Même l'institut de sondage russe indépendant Levada, classé par le Kremlin comme «agent étranger», estime que le taux d'approbation de Poutine est élevé. Il ne faudrait donc pas s'attendre à une plus grande résistance de la part de la population.
Le point faible du système Poutine, qui rappelle le système tsariste de la fin du 19e siècle, est plutôt la finance. En raison de l'érosion globale de l'Etat et de la désinstitutionnalisation qui en découle, il manque des droits de propriété crédibles.
Le clan de Poutine, composé d'agents des services secrets, d'oligarques et de fidèles compagnons de route, ne doit sa fabuleuse richesse qu'aux faveurs de l'homme du Kremlin. C'est pourquoi ils transfèrent massivement leurs biens à l'étranger, et c'est pourquoi le régime de sanctions mis en place par l'UE et les Etats-Unis après la guerre en Ukraine touche durement la «famille» de Poutine.
Si l'on coupe les vivres au clan Poutine, la construction kleptocratique du pouvoir sera ébranlée. De l'avis de nombreux experts, il n'y a rien que les fidèles de Poutine redoutent plus que la perte de leurs biens matériels et de leur fortune. Cette «rente de matières premières» devrait être transmise à la génération suivante. Mais cela n'est possible que si l'Etat reste fermement entre les mains de cette élite dirigeante.
Ne serait-ce que pour cette raison, du point de vue de Poutine et de ses affidés, la guerre doit se terminer par un net succès en Ukraine. Sinon, il pourrait être menacé de perdre le pouvoir par un putsch, commis de l'intérieur.
Il n'empêche, la guerre en Ukraine ne devrait pas prendre fin de si tôt. Poutine n'est certainement pas intéressé par une solution rapidement négociée, mais par la poursuite du conflit.
Ce n'est qu'ainsi qu'un tireur de ficelles sans scrupules comme Evgueni Prigojine, un proche de Poutine, peut continuer à gagner plusieurs millions de roubles dans le conflit avec ses entreprises et ses mercenaires de la troupe Wagner. Il en va de même pour Ramzan Kadyrov. Le dictateur tchétchène profite également de la guerre, tant financièrement que politiquement.

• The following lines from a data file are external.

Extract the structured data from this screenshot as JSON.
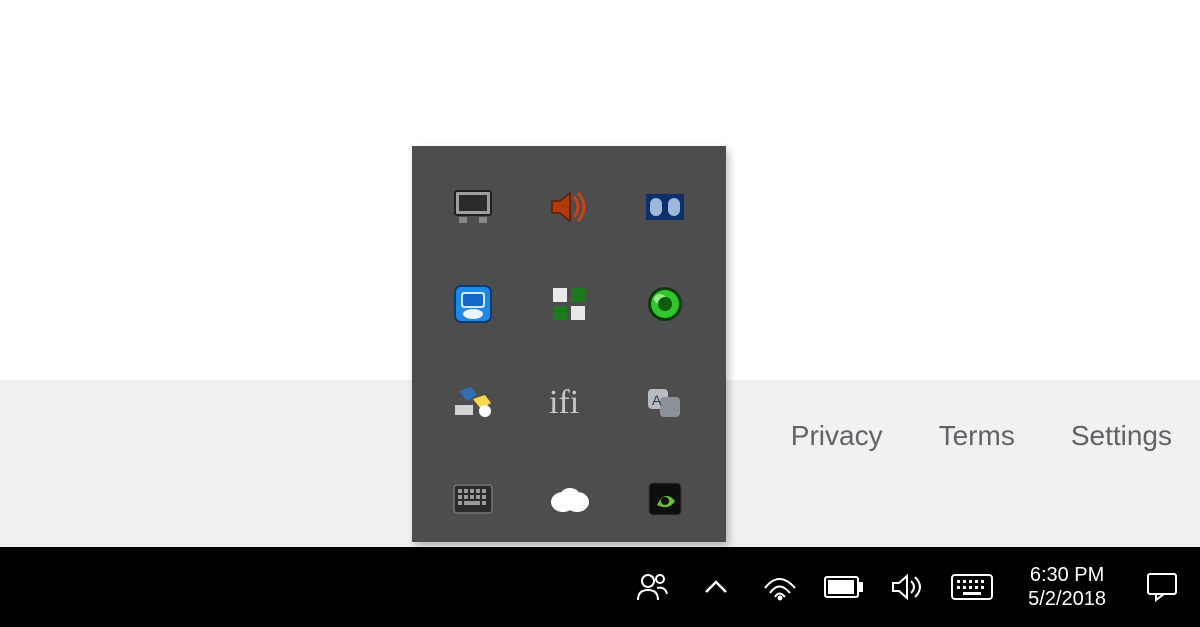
{
  "footer": {
    "privacy": "Privacy",
    "terms": "Terms",
    "settings": "Settings"
  },
  "tray_popup": {
    "icons": [
      "display-settings-icon",
      "realtek-audio-icon",
      "dolby-audio-icon",
      "intel-graphics-icon",
      "security-shield-icon",
      "nvidia-geforce-icon",
      "devices-icon",
      "ifi-audio-icon",
      "translate-icon",
      "keyboard-icon",
      "onedrive-icon",
      "nvidia-settings-icon"
    ]
  },
  "system_tray": {
    "people_icon": "people-icon",
    "overflow_icon": "tray-overflow-chevron-icon",
    "wifi_icon": "wifi-icon",
    "battery_icon": "battery-icon",
    "volume_icon": "volume-icon",
    "ime_icon": "input-method-keyboard-icon",
    "action_center_icon": "action-center-icon"
  },
  "clock": {
    "time": "6:30 PM",
    "date": "5/2/2018"
  }
}
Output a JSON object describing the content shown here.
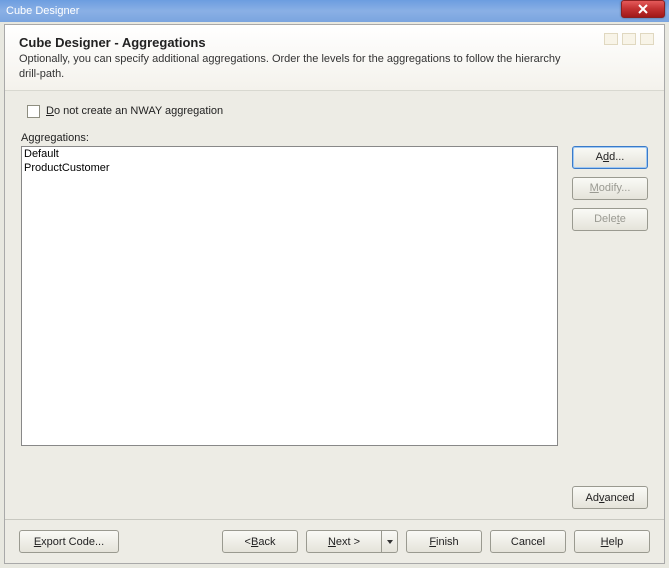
{
  "titlebar": {
    "title": "Cube Designer"
  },
  "header": {
    "title": "Cube Designer - Aggregations",
    "desc": "Optionally, you can specify additional aggregations. Order the levels for the aggregations to follow the hierarchy drill-path."
  },
  "checkbox": {
    "pre": "D",
    "rest": "o not create an NWAY aggregation"
  },
  "list": {
    "label": "Aggregations:",
    "items": [
      "Default",
      "ProductCustomer"
    ]
  },
  "side": {
    "add_pre": "A",
    "add_u": "d",
    "add_post": "d...",
    "modify_u": "M",
    "modify_post": "odify...",
    "delete_pre": "Dele",
    "delete_u": "t",
    "delete_post": "e"
  },
  "advanced": {
    "pre": "Ad",
    "u": "v",
    "post": "anced"
  },
  "footer": {
    "export_u": "E",
    "export_post": "xport Code...",
    "back_pre": "< ",
    "back_u": "B",
    "back_post": "ack",
    "next_u": "N",
    "next_post": "ext >",
    "finish_u": "F",
    "finish_post": "inish",
    "cancel": "Cancel",
    "help_u": "H",
    "help_post": "elp"
  }
}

L'expert militaire Pierre Servent a récemment appelé à un changement de mentalité chez les politiques occidentaux.
Et la réponse à cette violence ne peut pas être diplomatique, se passer par téléphone — petite référence au président Macron — et les voyages à Moscou.
Le chancelier allemand Olaf Scholz a évoqué ses conversations téléphoniques avec Poutine lors d'un discours. «Poutine est très poli, au téléphone», admet-il. «Mais cela ne change rien. Car il est bien décidé à envahir une partie du territoire de son voisin». Et ce, l'a bien précisé Scholz: «Par la force».